Siamo in val Badia. Il Rio Gadera che
passa per Corvara e la Villa, scorre verso il Nord.
Verso Sud ed Ovest invece la
valle si apre in un pianoro tra Corvara e Colfosco, sotto l'
imponente muraglia del Sella, interrotta dalla profonda
Val
Mezdì, dominata da grandi torri di pietra .
Appena più su e più avanti il Passo Gardena.
Da Corvara, per il Passo di Campolongo si
arriva ad Arabba, nella valle del Cordevole, raggiungibile anche direttamente dal Passo
Falzarego.
La salita al Passo di Camplolongo lascia
ammirare la
val Badia per larga parte e le montagne che la
circondano, la Varella, il Sass dla Croz, e verso la Alpi.
Iniziata la discesa verso Arabba la scura
catena del Padon, ( lava d' una antica eruzione
sottomarina )
si frappone alla vista sulla Marmolada, con i
suoi ghiacciai, i più estesi delle Dolomiti. La
gita in funivia a Porta Vescovo consente poi di ammirarla ancora meglio ed
in tutta la sua estensione.
Arabba si trova in posizione preferenziale, Tra
il Sella e la Marmolada, vicina al Passo Pordoi ( famosa "Cima
Coppi" del Giro d' Italia ) tra Cortina e Canazei, ora
attrezzato centro di sport invernali, sulle piste della
Sellaronda.
Belle gite estive verso la Marmolada, nel
massiccio del Sella, fino al Piz Boè, lungo il Viel del
Pan.
Verso Est il lago di Alleghe ed il M.
Civetta con le sue pareti verticali .
Appena a Sinistra il Monte Pelmo.
Lasciata
Arabba si prosegue per Andraz e quindi per
Colle
S. Lucia, in bella posizione panoramica poi Selva di Cadore, quest'
ultimo un grazioso villaggio all' imboccatura della Val
Fiorentina.
Trovasi
qui un interessante museo sui rinvenimenti neolitici di Mondeval e...

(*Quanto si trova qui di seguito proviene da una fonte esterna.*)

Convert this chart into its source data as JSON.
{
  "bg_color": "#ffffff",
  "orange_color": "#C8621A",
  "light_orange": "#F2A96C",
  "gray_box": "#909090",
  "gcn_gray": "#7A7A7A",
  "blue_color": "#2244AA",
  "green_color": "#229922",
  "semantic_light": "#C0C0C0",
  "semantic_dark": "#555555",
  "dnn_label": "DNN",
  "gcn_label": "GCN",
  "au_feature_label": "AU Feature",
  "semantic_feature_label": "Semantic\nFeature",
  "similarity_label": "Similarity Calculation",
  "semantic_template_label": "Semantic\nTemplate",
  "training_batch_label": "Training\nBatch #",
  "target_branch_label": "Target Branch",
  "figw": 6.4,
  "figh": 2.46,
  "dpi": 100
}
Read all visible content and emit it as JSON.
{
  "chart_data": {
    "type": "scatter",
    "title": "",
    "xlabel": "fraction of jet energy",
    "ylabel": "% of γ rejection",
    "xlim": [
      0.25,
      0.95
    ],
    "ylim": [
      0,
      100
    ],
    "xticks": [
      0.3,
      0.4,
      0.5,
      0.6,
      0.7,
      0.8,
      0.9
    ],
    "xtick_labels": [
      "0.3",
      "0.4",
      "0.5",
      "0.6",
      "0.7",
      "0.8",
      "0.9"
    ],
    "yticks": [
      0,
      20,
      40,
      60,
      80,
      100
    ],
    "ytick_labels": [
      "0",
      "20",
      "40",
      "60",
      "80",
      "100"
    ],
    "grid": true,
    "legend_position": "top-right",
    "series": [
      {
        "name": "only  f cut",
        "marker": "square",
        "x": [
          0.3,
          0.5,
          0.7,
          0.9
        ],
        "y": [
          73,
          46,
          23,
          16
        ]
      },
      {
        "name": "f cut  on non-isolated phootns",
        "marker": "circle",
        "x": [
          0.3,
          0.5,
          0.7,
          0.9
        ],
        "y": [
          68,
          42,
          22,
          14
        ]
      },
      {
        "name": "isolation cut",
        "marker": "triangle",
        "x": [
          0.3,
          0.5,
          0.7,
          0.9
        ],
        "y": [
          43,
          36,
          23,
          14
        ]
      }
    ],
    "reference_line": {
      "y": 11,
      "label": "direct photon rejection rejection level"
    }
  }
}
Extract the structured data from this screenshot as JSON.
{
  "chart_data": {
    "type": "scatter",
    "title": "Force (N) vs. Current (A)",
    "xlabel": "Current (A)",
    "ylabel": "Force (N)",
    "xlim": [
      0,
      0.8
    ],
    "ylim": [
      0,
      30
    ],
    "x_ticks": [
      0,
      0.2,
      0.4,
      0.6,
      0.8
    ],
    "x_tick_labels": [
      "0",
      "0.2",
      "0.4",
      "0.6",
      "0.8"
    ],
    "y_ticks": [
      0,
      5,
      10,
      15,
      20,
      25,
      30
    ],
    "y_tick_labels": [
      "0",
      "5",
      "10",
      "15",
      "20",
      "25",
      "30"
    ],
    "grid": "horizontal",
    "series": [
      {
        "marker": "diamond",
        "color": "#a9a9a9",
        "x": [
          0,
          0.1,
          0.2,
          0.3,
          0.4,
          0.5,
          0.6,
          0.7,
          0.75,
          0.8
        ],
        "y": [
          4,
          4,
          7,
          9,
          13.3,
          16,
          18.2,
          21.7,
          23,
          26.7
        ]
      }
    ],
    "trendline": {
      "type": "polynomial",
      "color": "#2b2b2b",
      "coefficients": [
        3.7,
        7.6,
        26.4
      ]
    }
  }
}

sulle orme dei dinosauri, che sono state scoperte alcuni anni or
sono sulle pendici del Monte Pelmetto.
Per
poterle vedere sul posto occorre proseguire fino a Forcella Staulanza e
percorrere un tratto di sentiero.
Malgrado
le Dolomiti si siamo formate da una sedimentazione in ambiente marino,
non si può escludere qualche fondale basso, con banchi di sabbia quasi
affioranti. Il caso ha voluto che questo passaggio di 200.000.000 di
anni fa sia
rimasto
ben conservato fino ai nostri giorni, nelle dolomie triassiche.